It would be shortsighted to look only at the final few weeks for our failures on 4 June. The parliamentary expenses scandal, untimely resignations and government U-turns or retreats in the face of opposition. None of those helped – and certainly fueled the public’s desire to give the major parties a bloody nose. But the truth is that Labour has had poor poll ratings for two years. Nor can we blame the recession for our battering: many other European governments were not punished because their economies are in a recession.

Government is busy, never more so. Barely a day goes by without a new announcement. But the flurry of government promises too often miss the mark; they don’t connect. To many voters, it is all just white noise. ‘Narrative’, ‘vision’, our ‘project’ – call it what you will, the electorate has stopped listening.

In terms of the European elections, our failure is not one of the past six weeks or six months, it is a failure to take on Euroscepticism for the last 12 years. There has not been a continuous and simple pro-European mantra from the government. The sceptics can sum up their opposition in a few words.

Labour has had a positive agenda in Europe. Yet, in truth, when we succeed, we often claim the result as an achievement of national government. And when things go wrong, we blame the EU. Either way, Britain’s crucial relationship with the EU gets few pats on the back and quite often we appear equivocal, almost apologetic.

As an MP for 12 years, I am as guilty as my colleagues of not weaving our European message into my local campaigning. Nor does Gordon Brown deserve all the criticism; it is a legacy of the last 12 years.

I have always said it is not ‘love the EU’ versus ‘hate the EU’. The issue should be ‘what’s the divvy?’ – the reward, the added value we get that we could not achieve alone.

An issue for the government, though not for the electorate, is the lack of ministerial coordination across Whitehall – each department agreeing what the balance of benefit is on, say, enlargement of the EU, and what the impact will be on each. To date, Whitehall departments have tended to do their own thing; and the Foreign Office does its best to pull it together. Having 10 Europe ministers in 11 years did not help this process.

A real challenge exists for the European parliamentary Labour party. There is little coordination with the Labour party over their campaigning and message. They have been, for various reasons, semi-detached. And no MEP has been helped by the PR voting system which requires huge regional constituencies. MEPs are largely unknown to their electorate – despite their best efforts to promote their work. The result is that their message is marginalised until the year of European elections. That needs to change.

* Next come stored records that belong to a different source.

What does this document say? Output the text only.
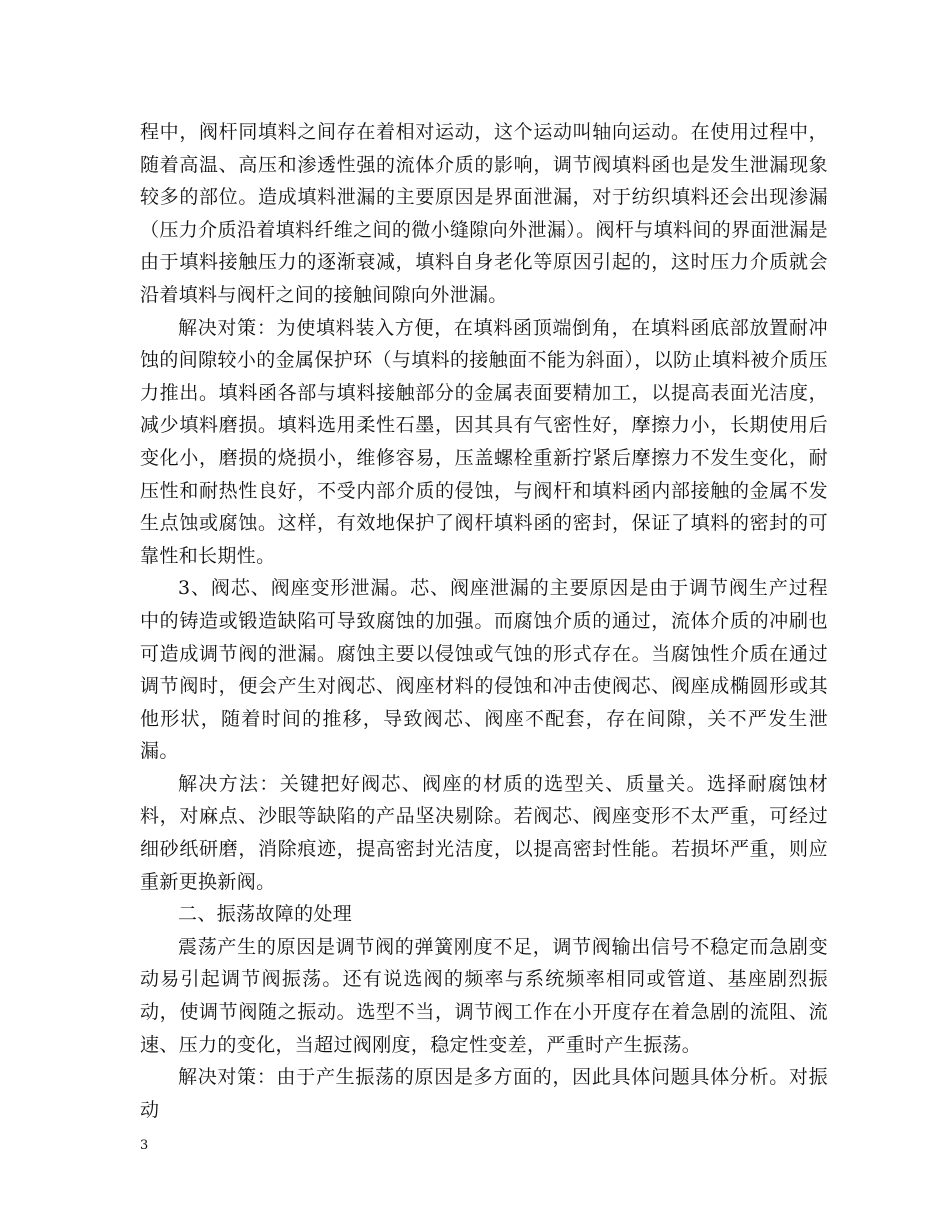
程中，阀杆同填料之间存在着相对运动，这个运动叫轴向运动。在使用过程中，随着高温、高压和渗透性强的流体介质的影响，调节阀填料函也是发生泄漏现象较多的部位。造成填料泄漏的主要原因是界面泄漏，对于纺织填料还会出现渗漏（压力介质沿着填料纤维之间的微小缝隙向外泄漏）。阀杆与填料间的界面泄漏是由于填料接触压力的逐渐衰减，填料自身老化等原因引起的，这时压力介质就会沿着填料与阀杆之间的接触间隙向外泄漏。

解决对策：为使填料装入方便，在填料函顶端倒角，在填料函底部放置耐冲蚀的间隙较小的金属保护环（与填料的接触面不能为斜面），以防止填料被介质压力推出。填料函各部与填料接触部分的金属表面要精加工，以提高表面光洁度，减少填料磨损。填料选用柔性石墨，因其具有气密性好，摩擦力小，长期使用后变化小，磨损的烧损小，维修容易，压盖螺栓重新拧紧后摩擦力不发生变化，耐压性和耐热性良好，不受内部介质的侵蚀，与阀杆和填料函内部接触的金属不发生点蚀或腐蚀。这样，有效地保护了阀杆填料函的密封，保证了填料的密封的可靠性和长期性。

3、阀芯、阀座变形泄漏。芯、阀座泄漏的主要原因是由于调节阀生产过程中的铸造或锻造缺陷可导致腐蚀的加强。而腐蚀介质的通过，流体介质的冲刷也可造成调节阀的泄漏。腐蚀主要以侵蚀或气蚀的形式存在。当腐蚀性介质在通过调节阀时，便会产生对阀芯、阀座材料的侵蚀和冲击使阀芯、阀座成椭圆形或其他形状，随着时间的推移，导致阀芯、阀座不配套，存在间隙，关不严发生泄漏。

解决方法：关键把好阀芯、阀座的材质的选型关、质量关。选择耐腐蚀材料，对麻点、沙眼等缺陷的产品坚决剔除。若阀芯、阀座变形不太严重，可经过细砂纸研磨，消除痕迹，提高密封光洁度，以提高密封性能。若损坏严重，则应重新更换新阀。

二、振荡故障的处理

震荡产生的原因是调节阀的弹簧刚度不足，调节阀输出信号不稳定而急剧变动易引起调节阀振荡。还有说选阀的频率与系统频率相同或管道、基座剧烈振动，使调节阀随之振动。选型不当，调节阀工作在小开度存在着急剧的流阻、流速、压力的变化，当超过阀刚度，稳定性变差，严重时产生振荡。

解决对策：由于产生振荡的原因是多方面的，因此具体问题具体分析。对振动

3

We all have to wake up to the reality of elected BNP MEPs. There was no surge in BNP support. The collapse in turnout helped to open the door to the fringe parties. It is a sad irony that, 65 years after D-Day, we send fascists to represent us in Europe.

The way forward is to bring our European message home. Not just a few months every five years, but all year round. All politics is local. Let’s promote the jobs at home that rely on Europe. Let’s involve the public in our campaigns – if the EU has reduced mobile charges, why haven’t we run text and twitter campaigns to mobile users to sign up to the campaign for lower costs? Not a big issue, but a simple campaign none the less.

Let’s counter the scepticism by winning on the big issues – recession, trade, jobs – that are real to the public. Labour MEPs and MPs should be advertising the EU loans available to small businesses, promoting takeup. Celebrating companies that win EU contracts abroad or who have workers on contract elsewhere in the EU – evidence that working across borders is not one way traffic to the UK’s disadvantage. The petty nationalism of the right is not only wrong, it is against the UK’s interests.

One Labour publication listed hundreds of achievements of Labour in Europe. It was a nice, factual document. But I’m not sure Labour voters could tell you one of them. The best political messages are simple; about your life, here and now. When New Labour was riding high, that was how we spoke to the electorate. It’s time to cut through the white noise.